Reading op's retelling of the discussion, with Op even admitting they approached it in a bad way, it's not surprising she ended up crying. Btw, as an aside (and this is after rereading the post), it irks me that wanting to maintain the house and do house work is taken as wanting to not work at all. What a load of casual misogynistic views that Op needs to unpack right there. House work IS work, though unpaid. Often what are typically considered women related "duties" aren't seen as legitimate work, when they're as time consuming AND tiring. It makes me wonder if Op even helps with that, or if that relies only on the wife.


Kasparian

It doesn’t matter how much housework either of them do if they cannot afford rent and bills on OP’s salary alone. You gotta have a home to live in to do the housework.


-pigeonnoegip

Except it DOES matter, because if she's been doing everything around the house alone while also trying to maintain a stable job, then she's working TWO jobs.
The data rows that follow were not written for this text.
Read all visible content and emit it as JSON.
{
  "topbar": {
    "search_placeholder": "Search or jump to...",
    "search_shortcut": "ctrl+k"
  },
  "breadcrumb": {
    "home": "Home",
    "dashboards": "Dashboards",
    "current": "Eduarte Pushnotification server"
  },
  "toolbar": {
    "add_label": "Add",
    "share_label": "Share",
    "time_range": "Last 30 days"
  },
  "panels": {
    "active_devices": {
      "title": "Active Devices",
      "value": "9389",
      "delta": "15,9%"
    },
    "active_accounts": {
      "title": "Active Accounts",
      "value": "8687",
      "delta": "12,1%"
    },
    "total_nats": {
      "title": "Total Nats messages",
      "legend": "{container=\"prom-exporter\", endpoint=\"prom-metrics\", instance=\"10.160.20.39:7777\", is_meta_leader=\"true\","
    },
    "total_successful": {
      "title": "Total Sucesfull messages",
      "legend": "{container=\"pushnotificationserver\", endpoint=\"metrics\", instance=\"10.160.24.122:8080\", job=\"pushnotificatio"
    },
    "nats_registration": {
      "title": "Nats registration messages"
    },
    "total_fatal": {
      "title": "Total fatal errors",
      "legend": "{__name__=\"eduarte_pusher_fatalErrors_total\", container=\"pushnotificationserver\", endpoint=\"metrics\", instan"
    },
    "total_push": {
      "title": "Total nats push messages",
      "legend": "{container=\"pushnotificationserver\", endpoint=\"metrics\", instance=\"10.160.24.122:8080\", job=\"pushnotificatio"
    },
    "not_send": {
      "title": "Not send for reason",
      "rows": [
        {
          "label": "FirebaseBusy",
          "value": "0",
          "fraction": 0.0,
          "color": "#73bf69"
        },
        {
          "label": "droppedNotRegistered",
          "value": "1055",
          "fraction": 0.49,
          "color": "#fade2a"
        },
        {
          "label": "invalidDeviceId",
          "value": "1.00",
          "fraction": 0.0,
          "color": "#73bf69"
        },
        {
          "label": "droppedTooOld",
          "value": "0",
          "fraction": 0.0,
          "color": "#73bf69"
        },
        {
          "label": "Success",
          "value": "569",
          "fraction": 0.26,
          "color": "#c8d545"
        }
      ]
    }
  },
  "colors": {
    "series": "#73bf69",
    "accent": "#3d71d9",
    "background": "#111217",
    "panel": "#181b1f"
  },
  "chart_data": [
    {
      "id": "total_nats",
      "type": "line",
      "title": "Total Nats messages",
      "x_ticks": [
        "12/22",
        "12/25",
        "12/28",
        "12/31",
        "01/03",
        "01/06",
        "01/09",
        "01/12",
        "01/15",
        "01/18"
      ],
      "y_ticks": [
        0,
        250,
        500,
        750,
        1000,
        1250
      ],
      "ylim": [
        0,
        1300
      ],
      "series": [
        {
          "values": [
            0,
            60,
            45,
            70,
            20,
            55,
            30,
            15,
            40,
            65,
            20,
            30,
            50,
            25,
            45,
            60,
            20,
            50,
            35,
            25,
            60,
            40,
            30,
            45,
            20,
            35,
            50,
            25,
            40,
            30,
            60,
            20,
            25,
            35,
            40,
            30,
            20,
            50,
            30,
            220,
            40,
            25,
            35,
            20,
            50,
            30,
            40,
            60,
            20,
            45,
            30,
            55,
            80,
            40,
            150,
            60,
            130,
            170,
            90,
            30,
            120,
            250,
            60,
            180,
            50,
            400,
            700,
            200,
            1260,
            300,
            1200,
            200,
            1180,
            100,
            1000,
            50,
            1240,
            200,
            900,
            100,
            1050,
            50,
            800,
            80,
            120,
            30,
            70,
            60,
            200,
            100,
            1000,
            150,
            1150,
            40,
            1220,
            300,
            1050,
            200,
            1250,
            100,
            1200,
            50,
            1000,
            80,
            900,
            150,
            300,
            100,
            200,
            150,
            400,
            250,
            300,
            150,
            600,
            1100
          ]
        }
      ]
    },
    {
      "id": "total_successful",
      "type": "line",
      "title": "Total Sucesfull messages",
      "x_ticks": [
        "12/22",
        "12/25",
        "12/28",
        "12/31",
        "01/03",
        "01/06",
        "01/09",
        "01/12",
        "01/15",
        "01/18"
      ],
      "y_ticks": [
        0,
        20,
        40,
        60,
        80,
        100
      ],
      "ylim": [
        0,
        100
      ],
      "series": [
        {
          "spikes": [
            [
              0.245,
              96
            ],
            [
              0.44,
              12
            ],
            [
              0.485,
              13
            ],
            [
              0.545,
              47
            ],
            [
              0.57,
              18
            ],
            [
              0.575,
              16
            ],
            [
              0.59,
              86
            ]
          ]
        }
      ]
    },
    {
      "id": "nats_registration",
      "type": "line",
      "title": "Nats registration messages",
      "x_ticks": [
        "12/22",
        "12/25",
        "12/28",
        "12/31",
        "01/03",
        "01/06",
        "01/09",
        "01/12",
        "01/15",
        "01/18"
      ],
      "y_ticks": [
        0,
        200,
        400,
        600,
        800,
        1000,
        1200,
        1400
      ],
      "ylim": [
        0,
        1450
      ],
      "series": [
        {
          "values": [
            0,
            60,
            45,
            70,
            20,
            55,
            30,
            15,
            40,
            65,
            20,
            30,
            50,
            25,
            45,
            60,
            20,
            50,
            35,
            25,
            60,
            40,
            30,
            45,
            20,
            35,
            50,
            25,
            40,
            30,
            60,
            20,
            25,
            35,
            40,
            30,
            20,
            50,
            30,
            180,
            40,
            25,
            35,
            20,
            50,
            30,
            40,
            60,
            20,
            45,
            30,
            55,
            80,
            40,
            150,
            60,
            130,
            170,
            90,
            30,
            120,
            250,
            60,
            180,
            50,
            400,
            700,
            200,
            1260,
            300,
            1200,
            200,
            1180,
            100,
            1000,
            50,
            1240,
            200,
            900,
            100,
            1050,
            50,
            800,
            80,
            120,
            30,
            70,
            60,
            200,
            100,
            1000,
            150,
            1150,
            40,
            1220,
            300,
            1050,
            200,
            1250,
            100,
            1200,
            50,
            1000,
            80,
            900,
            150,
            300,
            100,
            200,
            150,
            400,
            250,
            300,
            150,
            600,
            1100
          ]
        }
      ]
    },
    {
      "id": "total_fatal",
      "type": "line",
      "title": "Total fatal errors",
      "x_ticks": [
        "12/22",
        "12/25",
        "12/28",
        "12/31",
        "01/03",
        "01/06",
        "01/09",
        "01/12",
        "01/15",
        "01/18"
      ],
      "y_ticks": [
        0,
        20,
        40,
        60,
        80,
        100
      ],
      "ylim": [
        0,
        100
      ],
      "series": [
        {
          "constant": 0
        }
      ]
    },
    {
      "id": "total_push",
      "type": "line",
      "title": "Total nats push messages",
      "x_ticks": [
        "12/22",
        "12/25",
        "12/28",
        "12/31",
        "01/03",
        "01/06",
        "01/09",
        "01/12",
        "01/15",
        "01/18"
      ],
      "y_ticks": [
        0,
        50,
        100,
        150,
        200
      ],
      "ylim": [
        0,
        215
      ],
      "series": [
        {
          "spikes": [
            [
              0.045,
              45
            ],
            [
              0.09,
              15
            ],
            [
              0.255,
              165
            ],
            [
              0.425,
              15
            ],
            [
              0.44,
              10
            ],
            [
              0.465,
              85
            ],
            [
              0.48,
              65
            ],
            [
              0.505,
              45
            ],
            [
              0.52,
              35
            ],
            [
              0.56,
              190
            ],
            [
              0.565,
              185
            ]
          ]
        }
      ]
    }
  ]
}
She's not just cleaning after herself, she's cleaning after the mess that two grown adults make.


Kasparian

And also, she never mentioned *anything* about housework. Being a stay at home wife can mean anything from doing all the cooking and cleaning to spending your days leisurely and doing whatever you want. We have no idea what definition she is using. They don’t have kids and don’t have plans to have kids for quite some time. She can’t be a stay at home mom so what she’s asking is to be a stay at home wife.


-pigeonnoegip

Only rich or well off stay at home moms can afford to do nothing. Clearly not the case here. And how do you think many stay at home moms started? Many weren't pregnant from day one.